LOCKHEED MARTIN C-130J ENGINE RECORDS ONE MILLIONTH FLIGHT HOUR
MARIETTA, Ga., 17-APR-06 -- The powerplant for the Lockheed Martin [NYSE: LMT] C 130J Super Hercules transport fleet, the Rolls-Royce AE2100D3 engine, has achieved the milestone of one million flight hours. The AE2100D3 engine is the only powerplant used on the C-130J, and each Super Hercules aircraft is equipped with four of the high wing-mounted U.S.-built turboprop engines.
“The AE 2100 engine is proving itself day after day in the harshest environments around the world,” said David Haines, Lockheed Martin vice president of C-130 programs. “The C-130J is an aircraft that can operate out of austere strips of less than 2,000 feet, with flying ranges of over 4,000 nautical miles with payload. Considering these broad performance envelopes, the C-130J needs a tremendous propulsion system, and this engine provides it.”
The AE 2100D3 is a lightweight, modular turboprop engine flat rated at 5,300 shaft horsepower derated to 4,600 not only providing ample power to the C-130J but also higher reliability. The “common core” AE engine line is manufactured in Indianapolis, Ind. The C-130 has been the world’s primary tactical transport and special mission aircraft since 1956, and it was originally powered by Rolls-Royce (formerly Allison) T56 engines, the progenitor of the AE series of engines. The T56 series of engines also provides power for the Lockheed Martin P-3 Orion maritime surveillance and patrol aircraft.

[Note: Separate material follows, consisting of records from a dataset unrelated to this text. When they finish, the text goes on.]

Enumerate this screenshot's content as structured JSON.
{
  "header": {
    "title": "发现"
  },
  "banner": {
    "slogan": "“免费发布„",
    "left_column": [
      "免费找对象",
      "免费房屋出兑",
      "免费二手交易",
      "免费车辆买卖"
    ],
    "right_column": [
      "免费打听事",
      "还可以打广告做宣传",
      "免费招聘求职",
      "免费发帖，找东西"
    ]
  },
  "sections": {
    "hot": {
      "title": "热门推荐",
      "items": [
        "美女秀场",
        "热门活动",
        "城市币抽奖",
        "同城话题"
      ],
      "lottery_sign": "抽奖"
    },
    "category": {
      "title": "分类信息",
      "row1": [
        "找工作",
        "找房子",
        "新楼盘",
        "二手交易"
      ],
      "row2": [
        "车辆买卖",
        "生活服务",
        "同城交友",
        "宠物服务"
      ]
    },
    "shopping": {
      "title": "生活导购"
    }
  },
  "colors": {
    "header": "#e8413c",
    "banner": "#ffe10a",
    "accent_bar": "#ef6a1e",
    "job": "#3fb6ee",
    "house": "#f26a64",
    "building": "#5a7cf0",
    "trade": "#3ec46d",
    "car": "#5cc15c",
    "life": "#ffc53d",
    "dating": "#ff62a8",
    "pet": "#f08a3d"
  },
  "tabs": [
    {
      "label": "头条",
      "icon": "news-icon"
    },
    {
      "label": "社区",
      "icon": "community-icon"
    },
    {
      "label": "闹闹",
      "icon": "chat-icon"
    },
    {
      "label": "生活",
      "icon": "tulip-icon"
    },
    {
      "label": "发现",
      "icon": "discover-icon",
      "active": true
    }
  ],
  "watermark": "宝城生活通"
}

“This engine is maintaining unparalleled reliability and providing the men and women of the world’s air forces with the power and range needed for today’s emerging threats and new missions. Because of its reliability and flexibility, the C-130J is becoming known as the world’s first responder. The C-130J is currently operated around the world in climates ranging from the dry, hot and dusty environments of Afghanistan and Iraq to flying through hurricanes over the Gulf of Mexico,” said Haines.
With 250,000 flight hours, the worldwide C-130J fleet daily proves the tremendous change it brings to airlift operations. The C-130J can complete almost twice the lift of older C 130s during a typical crew day. Both combat delivery and tanker versions of the C-130J are achieving record reliability and availability numbers. With mission capable rates as high as 98 percent and greater mission effectiveness, the C-130J is setting new standards for intra-theater airlift.
The C-130J is an affordable airlifter that meets current and emerging threats and is uniquely capable of performing a wide range of missions. Worldwide, operators are seeing the true value of the C-130J which is being used to conduct combat delivery, airdrop, paradrop, special operations, search and rescue, weather reconnaissance, electronic warfare, air-to-air refueling, rapid ground refueling and medical evacuation missions. No other transport aircraft is proving to be as flexible, adaptable or reliable.
A total of 182 C-130Js are on order, and 136 have been delivered to date. In the U.S., Air Force Reserve Command and Air National Guard units fly C-130Js. The Marine Corps operates KC 130J tankers and the Coast Guard flies the HC-130J, which saw extensive service during Hurricanes Katrina and Rita relief efforts. International C 130J operators include the Royal Air Force, Royal Australian Air Force, Italian Air Force, and the Royal Danish Air Force.